Page 23 of The King's Curse


  The queen’s ladies, delighted to return to England away from the hotly competitive French court, flaunt their French fashions and practice their French dances. Some of them have even assumed French accents that I find ridiculous, but are generally regarded as very sophisticated—or as they would say themselves: très chic. The most exotic and certainly the vainest of them all is Anne Boleyn, sister to Mary and George, who, thanks to her father’s charm, has spent her childhood at the French royal courts and quite forgotten any English modesty that she might have had. With her return from France we now have Sir Thomas’s full family at court: George Boleyn, his son who has served the king for almost all of his life; Elizabeth, his wife; and his newly married daughter Mary, who both serve with me in the queen’s rooms.

  My cousin the Duke of Buckingham is increasingly excluded from this French-mad, fashion-mad court, and he is more protective of his family dignity, for my daughter Ursula has given him a grandson, and there is a new little Henry Stafford whose cradle linen is all embroidered with ducal strawberry leaves, and the duke is proud of another generation bearing royal blood.

  There is one truly terrible moment when the king, washing his hands in a golden bowl before his dinner, steps to his throne under his cloth of estate and sits as the cardinal summons the server to his side, and dips his own fingers into the same gold bowl, into the king’s water. My cousin the duke bellows and knocks the bowl down, splashing water over the long red robes, raging like a madman. Henry turns at the noise, looks over his shoulder, and laughs as if it does not matter.

  My cousin says something furious about how the dignity of the throne should not be usurped by upstarts, and Henry’s laugh stops short as he looks at my cousin. He looks at him with a long, level look as if he is thinking about something other than the spinning golden bowl which throws flashes of reflected light on the king’s riding boots, the cardinal’s splashed robe, my cousin’s stamping feet. For a moment, we all see it: at the word upstart Henry has the guarded, suspicious expression of his father.

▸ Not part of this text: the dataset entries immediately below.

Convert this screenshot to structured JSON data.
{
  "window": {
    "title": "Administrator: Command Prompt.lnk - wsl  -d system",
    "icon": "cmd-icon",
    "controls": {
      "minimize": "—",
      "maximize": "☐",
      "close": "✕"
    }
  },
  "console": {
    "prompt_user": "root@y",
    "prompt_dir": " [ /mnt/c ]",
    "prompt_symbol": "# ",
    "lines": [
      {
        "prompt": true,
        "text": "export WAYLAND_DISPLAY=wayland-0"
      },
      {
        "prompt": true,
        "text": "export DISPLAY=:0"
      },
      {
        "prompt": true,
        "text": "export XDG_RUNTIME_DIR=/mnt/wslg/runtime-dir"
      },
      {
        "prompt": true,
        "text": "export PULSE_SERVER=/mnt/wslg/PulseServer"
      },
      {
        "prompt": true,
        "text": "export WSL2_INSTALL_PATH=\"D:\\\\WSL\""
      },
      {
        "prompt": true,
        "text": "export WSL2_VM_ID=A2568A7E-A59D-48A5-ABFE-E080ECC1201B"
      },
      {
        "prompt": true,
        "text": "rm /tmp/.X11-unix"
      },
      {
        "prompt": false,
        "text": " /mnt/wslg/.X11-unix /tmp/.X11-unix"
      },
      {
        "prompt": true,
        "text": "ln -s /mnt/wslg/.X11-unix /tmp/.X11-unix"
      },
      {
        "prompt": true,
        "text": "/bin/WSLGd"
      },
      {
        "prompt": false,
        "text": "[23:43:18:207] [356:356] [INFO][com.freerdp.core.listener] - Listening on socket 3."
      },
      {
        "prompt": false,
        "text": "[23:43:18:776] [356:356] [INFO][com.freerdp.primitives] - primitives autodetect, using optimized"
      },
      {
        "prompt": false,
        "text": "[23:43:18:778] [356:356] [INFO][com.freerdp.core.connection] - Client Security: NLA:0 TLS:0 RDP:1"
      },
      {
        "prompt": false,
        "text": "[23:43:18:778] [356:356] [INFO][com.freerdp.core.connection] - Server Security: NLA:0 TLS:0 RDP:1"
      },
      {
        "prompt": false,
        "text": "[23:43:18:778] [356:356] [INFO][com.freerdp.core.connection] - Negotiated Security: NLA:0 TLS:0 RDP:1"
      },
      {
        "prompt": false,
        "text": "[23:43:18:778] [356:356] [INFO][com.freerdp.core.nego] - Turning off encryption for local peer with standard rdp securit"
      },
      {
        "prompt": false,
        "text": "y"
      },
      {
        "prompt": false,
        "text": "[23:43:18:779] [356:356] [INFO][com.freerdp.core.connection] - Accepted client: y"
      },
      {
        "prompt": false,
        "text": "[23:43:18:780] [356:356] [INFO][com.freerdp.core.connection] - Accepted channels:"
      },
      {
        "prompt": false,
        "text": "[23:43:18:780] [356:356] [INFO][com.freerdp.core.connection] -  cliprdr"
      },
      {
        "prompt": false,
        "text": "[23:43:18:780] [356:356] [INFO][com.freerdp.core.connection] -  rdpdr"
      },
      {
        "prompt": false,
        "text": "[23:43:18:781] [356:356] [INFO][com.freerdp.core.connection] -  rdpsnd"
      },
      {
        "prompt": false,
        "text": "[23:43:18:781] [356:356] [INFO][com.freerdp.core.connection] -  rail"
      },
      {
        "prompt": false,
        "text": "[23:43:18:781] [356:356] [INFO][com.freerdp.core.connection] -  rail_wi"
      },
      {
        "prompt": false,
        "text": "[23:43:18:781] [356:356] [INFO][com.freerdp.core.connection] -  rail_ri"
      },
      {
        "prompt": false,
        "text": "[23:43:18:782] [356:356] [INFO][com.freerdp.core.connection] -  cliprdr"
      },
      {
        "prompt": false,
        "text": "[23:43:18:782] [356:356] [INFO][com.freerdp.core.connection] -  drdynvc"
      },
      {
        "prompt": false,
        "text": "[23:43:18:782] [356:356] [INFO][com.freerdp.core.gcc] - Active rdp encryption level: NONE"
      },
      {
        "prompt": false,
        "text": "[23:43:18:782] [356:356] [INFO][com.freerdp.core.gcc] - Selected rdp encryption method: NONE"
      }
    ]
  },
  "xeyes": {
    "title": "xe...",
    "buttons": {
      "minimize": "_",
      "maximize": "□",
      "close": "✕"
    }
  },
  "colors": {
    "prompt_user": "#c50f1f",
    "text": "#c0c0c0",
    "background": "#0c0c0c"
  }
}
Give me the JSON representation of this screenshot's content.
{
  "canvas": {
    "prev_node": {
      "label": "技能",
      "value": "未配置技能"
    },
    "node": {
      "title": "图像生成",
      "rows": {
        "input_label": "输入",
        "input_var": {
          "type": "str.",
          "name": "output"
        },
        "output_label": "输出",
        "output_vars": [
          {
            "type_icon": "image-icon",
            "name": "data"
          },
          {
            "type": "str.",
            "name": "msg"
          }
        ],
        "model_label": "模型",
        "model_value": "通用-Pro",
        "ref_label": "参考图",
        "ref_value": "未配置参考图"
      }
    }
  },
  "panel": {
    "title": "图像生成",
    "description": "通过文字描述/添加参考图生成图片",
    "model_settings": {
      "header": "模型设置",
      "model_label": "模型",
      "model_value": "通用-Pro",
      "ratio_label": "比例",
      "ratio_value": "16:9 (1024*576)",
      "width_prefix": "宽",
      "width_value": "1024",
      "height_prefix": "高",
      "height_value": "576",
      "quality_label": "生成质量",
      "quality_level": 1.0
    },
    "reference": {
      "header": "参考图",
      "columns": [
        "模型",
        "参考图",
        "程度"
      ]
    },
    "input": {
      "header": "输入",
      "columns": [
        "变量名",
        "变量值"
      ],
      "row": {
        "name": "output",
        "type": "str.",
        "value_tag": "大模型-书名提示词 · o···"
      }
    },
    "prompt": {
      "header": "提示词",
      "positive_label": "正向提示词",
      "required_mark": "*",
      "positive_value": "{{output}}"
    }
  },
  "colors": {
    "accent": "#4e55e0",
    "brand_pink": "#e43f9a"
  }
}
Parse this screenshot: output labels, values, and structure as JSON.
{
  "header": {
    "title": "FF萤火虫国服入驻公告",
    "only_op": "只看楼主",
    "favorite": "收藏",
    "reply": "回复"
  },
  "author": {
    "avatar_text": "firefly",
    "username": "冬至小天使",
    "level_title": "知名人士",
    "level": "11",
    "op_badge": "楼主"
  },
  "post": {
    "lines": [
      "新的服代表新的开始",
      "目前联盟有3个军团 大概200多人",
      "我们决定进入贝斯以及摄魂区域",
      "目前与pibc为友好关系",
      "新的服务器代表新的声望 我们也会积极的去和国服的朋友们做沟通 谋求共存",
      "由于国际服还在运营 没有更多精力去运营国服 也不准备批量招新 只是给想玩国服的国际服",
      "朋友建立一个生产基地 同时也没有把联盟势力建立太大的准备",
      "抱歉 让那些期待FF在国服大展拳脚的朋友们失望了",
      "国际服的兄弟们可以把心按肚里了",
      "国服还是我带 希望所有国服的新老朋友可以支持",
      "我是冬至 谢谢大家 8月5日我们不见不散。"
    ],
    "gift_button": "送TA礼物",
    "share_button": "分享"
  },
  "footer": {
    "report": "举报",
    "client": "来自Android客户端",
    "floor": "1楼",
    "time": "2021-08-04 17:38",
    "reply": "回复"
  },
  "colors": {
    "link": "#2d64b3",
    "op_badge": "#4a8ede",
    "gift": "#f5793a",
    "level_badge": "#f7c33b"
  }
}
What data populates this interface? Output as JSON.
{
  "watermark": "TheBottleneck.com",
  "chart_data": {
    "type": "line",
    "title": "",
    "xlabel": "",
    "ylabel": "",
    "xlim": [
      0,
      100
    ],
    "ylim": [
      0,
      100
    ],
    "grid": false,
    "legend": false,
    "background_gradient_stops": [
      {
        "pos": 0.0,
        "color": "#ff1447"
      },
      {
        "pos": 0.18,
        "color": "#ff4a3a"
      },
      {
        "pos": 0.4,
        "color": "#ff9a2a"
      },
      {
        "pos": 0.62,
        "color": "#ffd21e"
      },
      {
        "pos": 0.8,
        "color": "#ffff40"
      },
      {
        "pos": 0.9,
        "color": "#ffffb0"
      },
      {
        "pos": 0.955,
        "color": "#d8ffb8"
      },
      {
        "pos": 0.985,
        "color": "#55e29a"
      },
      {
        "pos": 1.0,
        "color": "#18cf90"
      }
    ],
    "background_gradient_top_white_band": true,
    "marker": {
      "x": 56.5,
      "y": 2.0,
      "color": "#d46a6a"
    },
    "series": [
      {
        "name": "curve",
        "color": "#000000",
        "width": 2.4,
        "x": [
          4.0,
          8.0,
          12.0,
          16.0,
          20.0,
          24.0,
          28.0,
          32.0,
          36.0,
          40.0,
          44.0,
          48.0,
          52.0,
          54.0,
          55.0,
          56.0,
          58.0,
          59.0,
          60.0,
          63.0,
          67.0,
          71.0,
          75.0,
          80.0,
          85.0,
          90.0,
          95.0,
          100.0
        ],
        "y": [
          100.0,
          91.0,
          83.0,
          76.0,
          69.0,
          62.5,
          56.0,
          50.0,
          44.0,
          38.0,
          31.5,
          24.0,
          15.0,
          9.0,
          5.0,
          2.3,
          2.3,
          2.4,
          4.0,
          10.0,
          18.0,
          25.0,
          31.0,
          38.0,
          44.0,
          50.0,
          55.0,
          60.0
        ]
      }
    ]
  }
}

  I take leave from court for many of the days of this spring. I divide my time between supervising work on my London house, L’Erber, and staying with the Princess Mary. My duties as her Lady Governess should not really start until she enters the schoolroom, but she is such a clever little girl that I want her to begin lessons early and I love to read her bedtime story, to listen to her sing, to teach her prayers, and to dance with her in her rooms as my musicians play.

  I am excused from court as the queen does not need me. She is happy in her rooms with her music and her reading, dining every night with the king and watching her ladies dance. She likes to know I am with her daughter, and often visits. The king is absorbed in a new flirtation but it is such a discreet affair that we only guess at it because he is writing love poetry, and every afternoon finds him bending over a blank page, nibbling at the end of his quill. Nobody knows who has caught his fancy this time. Neither the queen nor I can be troubled over the whimsical shifting of Henry’s attachments; there are so many girls, and they all smile and blush when the king looks at them, and he makes such a performance of his courtship, almost as if he wanted them to be reluctant. Perhaps one goes to his rooms for a private supper; perhaps she does not come back to the queen’s apartment till the early hours. Perhaps the king writes a poem or a new love song. The queen may not like it; but it hardly matters. It makes no real difference to the balance of power at court that is a deathly unstated struggle between the cardinal and the lords, between the cardinal and the queen, for the attention of the king. The girls are a diversion; they make no difference to this.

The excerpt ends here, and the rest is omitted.